Ghosts.
That's what Skinny Paul calls us. He will always use the word `ghosts' rather than say `homeless'. Because, he says, we are creatures without form or substance and very few people ever see us. Those that do, he adds, are invariably scared of us.
`Be careful though,' Paul said, after I'd been chatting to him about his hostel for ten minutes. `Hostels. You get all sorts. Not all friendly ghosts, I'm afraid.'
`Really?'
`Just keep your wits about you, mate. It'll be fine.'
Then he went on to tell me that one of things he really liked about getting a place in a hostel was the chance to wash and shave every day. It was then I noticed probably for the first time that Skinny Paul was clean-shaven. This made him quite a rarity amongst his fellow ghosts. It was also evidently something to which he attached some importance. He liked being clean-shaven and why shouldn't he take some pleasure from it? It's not as if we have a lot else going for us.
Skinny Paul liked to shave every day - well, good for him.
We sat in silence for a few minutes while I reflected upon what he'd just told me. Some ghosts have standards; some ghosts have vanities - it's just that on the street these vanities tend to be subverted somewhat. Ghosts don't have traditional vanities - we have to dig them out from somewhere or create new ones. We can't boast about our influence or our importance or our possessions or our beautiful wives or our brilliant children but instead we take a little personal pride in something like shaving every day.
I thought about my own little quirks and wondered if I still had a single conceit or a vanity that had not been beaten out of me by the previous months. The dirt and the filth that is part of sleeping rough is just the wallpaper of our lives; we know it's there, it's probably always been there, we just don't pay any attention to it. But it prevents you worrying too much about having clean hair or healthy skin or white teeth.

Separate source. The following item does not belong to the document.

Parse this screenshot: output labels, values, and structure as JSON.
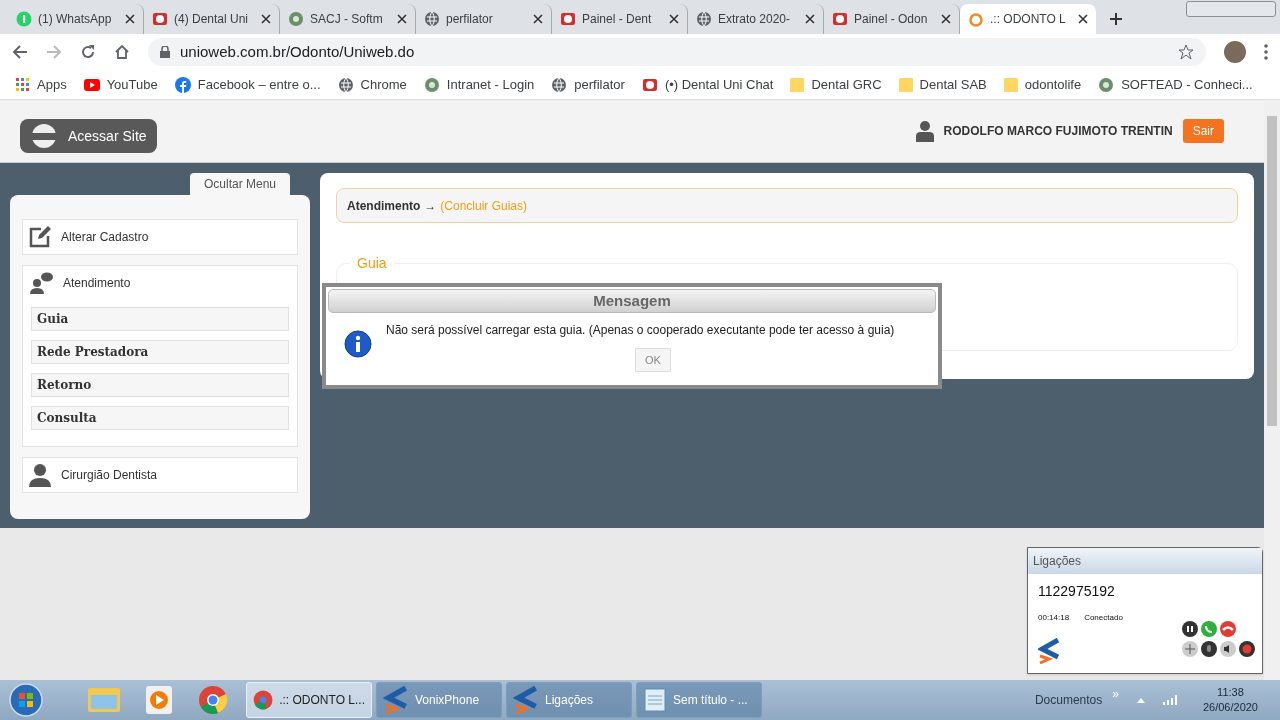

But then, I thought, there is one thing.
A good few of us Canterbury ghosts beg for money in the underpasses beneath the ring road, it's a daily occurrence and some do quite well I've been told. Actually, some friends of mine beg there fairly regularly, I've even seen Jaz there on several occasions. But the thing is, personally speaking, I just can't do it. I can't physically bring myself to do it. I've gone down there a few times, even on a day when I've been really hungry, starving even, but I get as far as the underpass and I just turn around and walk away. Maybe that's my vanity, the last residue of some sort of pride instilled in me God only knows when but I can't shake it off. I can steal a BLT sandwich from a supermarket but I can't beg.
I wonder what that says about me.
I told Skinny Paul about this and he smiled. I took this to mean that he understood. He then told me that a place in a hostel might be the right thing for me.
`Thing is,' he said slowly. `I can't quite see you as a long-term ghost somehow.'
I didn't know how to take this. `Really?' I said glibly.
`That's the thing with hostels. It's a kind of connection between the two worlds; the realm of the earthly and …' He paused for effect, `and the realm of the ghostly.'
One day, I thought, I would really like to buy Skinny Paul one of those brilliant old fashioned razors.